The configuration functor of a punctured space

Let $U$ be a space whose one point compactification $U^*$ is a CW-complex for which the added point $*$ is the only $0$-cell. We observe that the configuration space $Conf_n(U)$ of $n$ numbered distinct points in $U$ has no closed support homology in degree $<n$ and prove that Borel-Moore homology group $H^{cl}_n(Conf_n(U))$ depends only on the fundamental group $π_1(U^*,*)$. We describe this homology group in terms of a presentation of $π_1(U^*,*)$. A case of interest is when $U$ is a connected closed oriented surface of positive genus minus a finite nonempty set.
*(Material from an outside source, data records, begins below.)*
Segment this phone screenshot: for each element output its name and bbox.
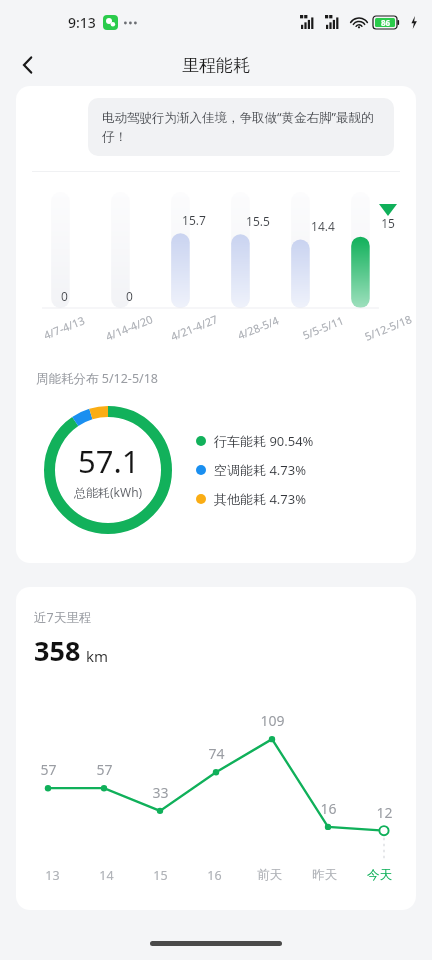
staticText: 16 (320, 799, 337, 818)
staticText: 15.5 (246, 213, 270, 229)
staticText: 0 (126, 288, 133, 304)
staticText: 86 (381, 17, 391, 28)
staticText: 4/7-4/13 (41, 312, 87, 343)
staticText: 前天 (257, 867, 282, 883)
staticText: 9:13 (68, 13, 96, 32)
staticText: 57 (40, 760, 57, 779)
staticText: 57.1 (78, 440, 140, 482)
staticText: 昨天 (312, 867, 337, 883)
staticText: 其他能耗 4.73% (214, 490, 306, 508)
button[interactable]: Back (8, 45, 48, 85)
staticText: 总能耗(kWh) (74, 484, 143, 500)
staticText: 4/28-5/4 (235, 312, 281, 343)
staticText: 358 (34, 632, 81, 669)
staticText: km (86, 646, 109, 666)
staticText: 15.7 (182, 212, 206, 228)
staticText: 行车能耗 90.54% (214, 432, 314, 450)
staticText: 4/14-4/20 (103, 311, 155, 344)
staticText: 15 (381, 215, 395, 231)
staticText: 14.4 (311, 218, 335, 234)
staticText: 109 (260, 711, 285, 730)
staticText: 13 (45, 867, 60, 884)
staticText: 周能耗分布 5/12-5/18 (36, 370, 158, 387)
staticText: 电动驾驶行为渐入佳境，争取做“黄金右脚”最靓的仔！ (102, 109, 380, 145)
staticText: 4/21-4/27 (168, 311, 220, 344)
staticText: 15 (153, 867, 168, 884)
staticText: 16 (207, 867, 222, 884)
staticText: 5/5-5/11 (300, 312, 346, 343)
staticText: 5/12-5/18 (362, 311, 414, 344)
staticText: 57 (96, 760, 113, 779)
staticText: 近7天里程 (34, 609, 92, 626)
staticText: 0 (61, 288, 68, 304)
staticText: 今天 (367, 867, 392, 883)
staticText: 14 (99, 867, 114, 884)
staticText: 里程能耗 (182, 55, 250, 76)
staticText: 33 (152, 783, 169, 802)
staticText: 74 (208, 744, 225, 763)
staticText: 空调能耗 4.73% (214, 461, 306, 479)
staticText: 12 (376, 803, 393, 822)
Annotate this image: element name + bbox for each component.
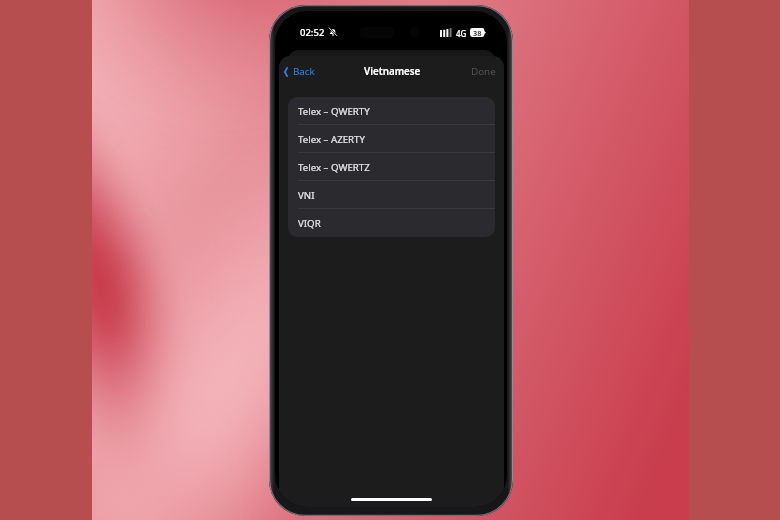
staticText: Back: [293, 65, 315, 78]
staticText: Telex – QWERTZ: [298, 161, 370, 174]
button[interactable]: Telex – QWERTZ: [288, 153, 495, 181]
staticText: Telex – QWERTY: [298, 105, 370, 118]
staticText: VIQR: [298, 217, 321, 230]
button[interactable]: Back: [279, 59, 323, 84]
other: Cellular signal strength: [440, 28, 451, 37]
button[interactable]: VNI: [288, 181, 495, 209]
button[interactable]: Telex – AZERTY: [288, 125, 495, 153]
button[interactable]: Telex – QWERTY: [288, 97, 495, 125]
staticText: 38: [473, 28, 482, 38]
other: Silent mode on: [329, 28, 337, 36]
button[interactable]: VIQR: [288, 209, 495, 237]
staticText: VNI: [298, 189, 315, 202]
staticText: Telex – AZERTY: [298, 133, 365, 146]
button[interactable]: Done: [461, 59, 504, 84]
staticText: Vietnamese: [364, 65, 421, 78]
other: Battery 38 percent: [470, 28, 486, 37]
staticText: 02:52: [300, 26, 325, 39]
staticText: Done: [471, 65, 496, 78]
staticText: 4G: [456, 28, 467, 39]
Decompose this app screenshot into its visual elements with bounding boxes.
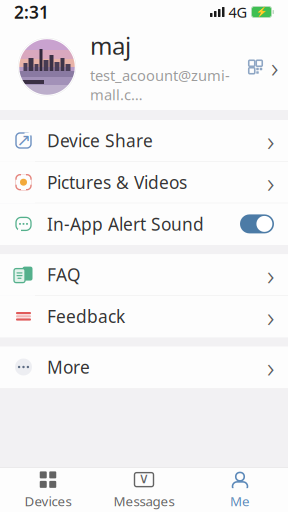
staticText: ∨: [138, 470, 150, 486]
button[interactable]: Devices: [0, 465, 96, 512]
staticText: ›: [267, 256, 274, 293]
staticText: Pictures & Videos: [47, 171, 187, 194]
button[interactable]: More: [0, 346, 288, 388]
staticText: ⚡: [256, 7, 268, 17]
staticText: Me: [230, 492, 250, 510]
staticText: FAQ: [47, 263, 81, 286]
staticText: Feedback: [47, 305, 125, 328]
staticText: maj: [90, 30, 131, 62]
button[interactable]: In-App Alert Sound: [0, 203, 288, 245]
staticText: ↗: [16, 130, 32, 150]
button[interactable]: Feedback: [0, 296, 288, 338]
staticText: 2:31: [14, 0, 49, 24]
staticText: Devices: [24, 492, 72, 510]
button[interactable]: Pictures & Videos: [0, 162, 288, 203]
button[interactable]: FAQ: [0, 254, 288, 296]
button[interactable]: ∨: [96, 465, 192, 512]
staticText: ›: [271, 48, 278, 86]
staticText: More: [47, 356, 90, 378]
button[interactable]: ↗: [0, 120, 288, 162]
button[interactable]: maj: [0, 24, 288, 110]
button[interactable]: Me: [192, 465, 288, 512]
staticText: ›: [267, 298, 274, 335]
staticText: ›: [267, 348, 274, 386]
staticText: Device Share: [47, 129, 153, 152]
staticText: Messages: [114, 492, 174, 510]
staticText: ›: [267, 164, 274, 201]
staticText: 4G: [228, 2, 248, 22]
staticText: ›: [267, 122, 274, 159]
staticText: test_acoount@zumimall.c…: [90, 66, 230, 104]
staticText: In-App Alert Sound: [47, 212, 204, 235]
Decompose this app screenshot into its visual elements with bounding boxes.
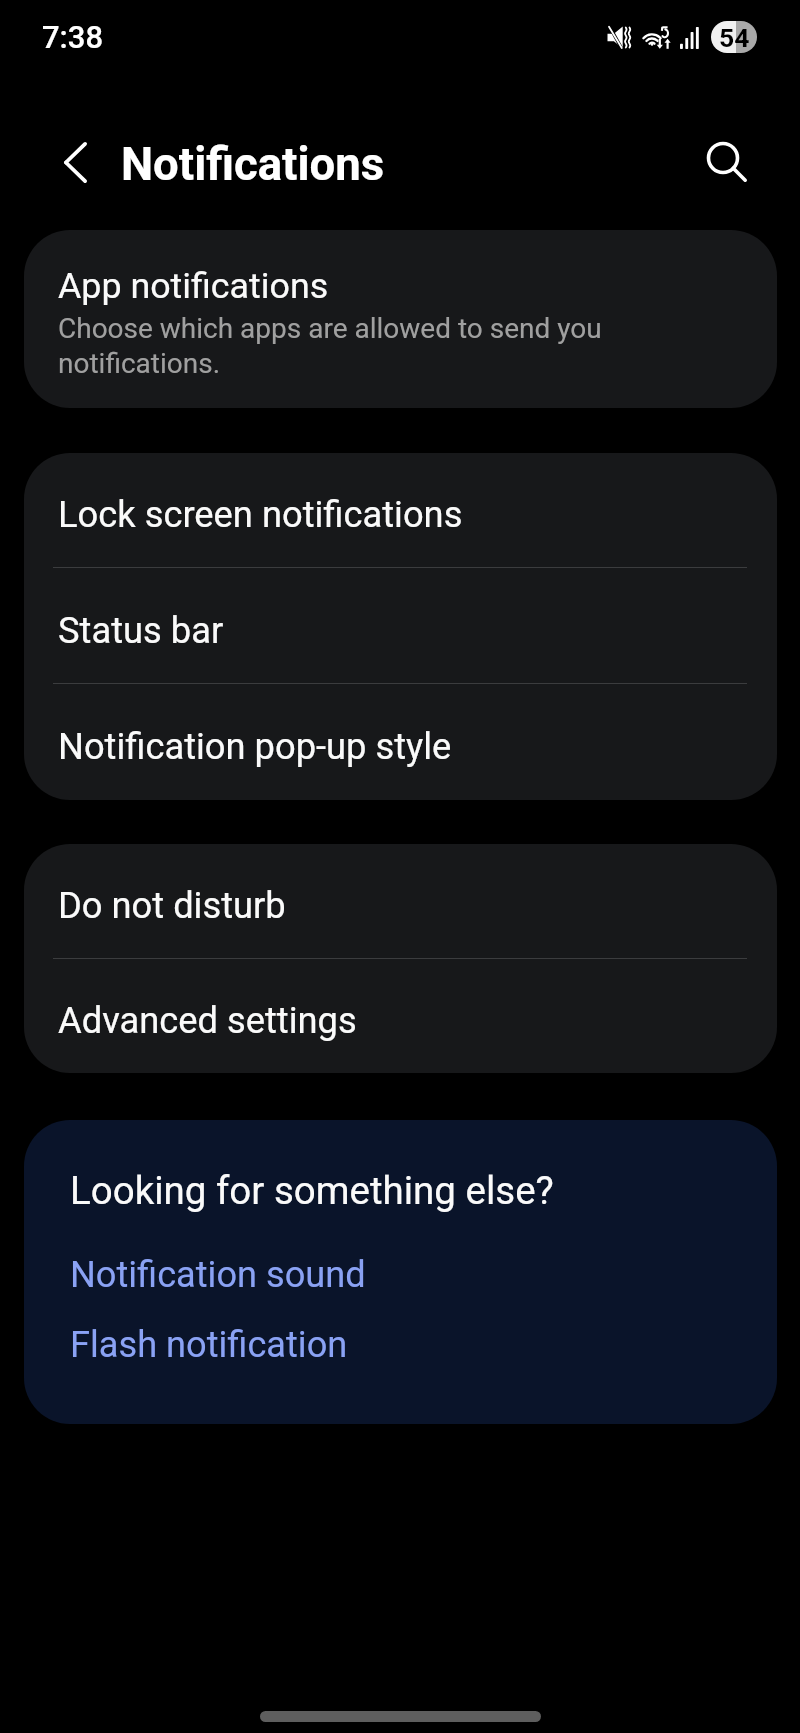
button[interactable]: App notifications — [24, 230, 777, 408]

Then the mapping class group $Mod(U)$ of $U$ acts on both $π_1(U^*,*)$ and ${H^k}(Conf_n(U){)}\cong H^{cl}_ {2n-k}(Conf_n(U))$ and we prove that its action on the latter is through its action on the nilpotent quotient $π_1(U^*,*)/ π_1(U^*,*)^{(k+1)}$. Furthermore, we give an example of a mapping class of a once punctured closed surface $U$ which acts trivially on ${H^n}(Conf_n(U))$, but not on the nilpotent quotient $π_1(U^*,*)/ π_1(U^*,*)^{(n+1)}$. The former generalizes a theorem of Bianchi-Miller-Wilson and the latter disproves a conjecture of theirs.